Determination of the dynamic behavior of free electrons in the crystal lattice
Quantitatively, the dynamical behavior of free electrons in the crystal lattice is determined by a wave function satisfying the Schrödinger equation which, given the characteristics of the potential created by the lattice atoms, is very complex (W. Pauli, 1927; A. Sommerfeld, 1928; F. Bloch, 1928). Therefore, simplified models of the potential are generally introduced.
If a crystal lattice is considered one-dimensional, the solution of Schrödinger’s equation shows that electrons can have only energies of value within well-defined intervals, called allowed bands, separated by forbidden energy bands, called precisely forbidden bands. In a representation in which the electron energy is expressed as a function of the wave number, that is the inverse of the wavelength associated with the electron, these bands are called Brillouin zones.

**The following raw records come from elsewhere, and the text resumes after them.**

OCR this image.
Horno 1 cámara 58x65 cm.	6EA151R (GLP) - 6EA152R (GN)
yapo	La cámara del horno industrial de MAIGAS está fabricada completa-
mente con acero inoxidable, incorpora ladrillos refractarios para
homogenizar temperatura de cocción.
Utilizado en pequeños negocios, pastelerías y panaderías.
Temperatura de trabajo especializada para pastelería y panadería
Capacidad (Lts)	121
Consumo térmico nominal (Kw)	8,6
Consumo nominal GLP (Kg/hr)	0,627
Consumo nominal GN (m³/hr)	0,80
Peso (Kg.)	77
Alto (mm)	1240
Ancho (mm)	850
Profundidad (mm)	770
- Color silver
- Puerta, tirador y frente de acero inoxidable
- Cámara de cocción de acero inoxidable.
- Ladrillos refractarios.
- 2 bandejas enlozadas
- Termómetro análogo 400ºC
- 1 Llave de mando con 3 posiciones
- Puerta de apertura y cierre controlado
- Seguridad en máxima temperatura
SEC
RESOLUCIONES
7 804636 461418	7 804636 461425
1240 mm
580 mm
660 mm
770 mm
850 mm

Similar results are obtained for a three-dimensional crystal lattice if you consider the wave number as a vector quantity. Within each band, electrons can only take on a certain number of discrete energy values, each of which constitutes an energy level. Given a band with N levels, this, for the Pauli exclusion principle, can contain 2N electrons.
In complete bands, i.e. containing 2N electrons, the average velocity of these electrons is zero and therefore they do not contribute to the current circulating in the body; in bands occupied only partially the absence of an electron is equivalent to the presence of an identical charge, but of opposite sign, i.e. positive, called hole.
The distribution of electrons in a band is regulated by Fermi-Dirac statistic and in it is fundamental the Fermi level, which corresponds to the maximum value of energy that can be reached by electrons at a temperature of 0 K.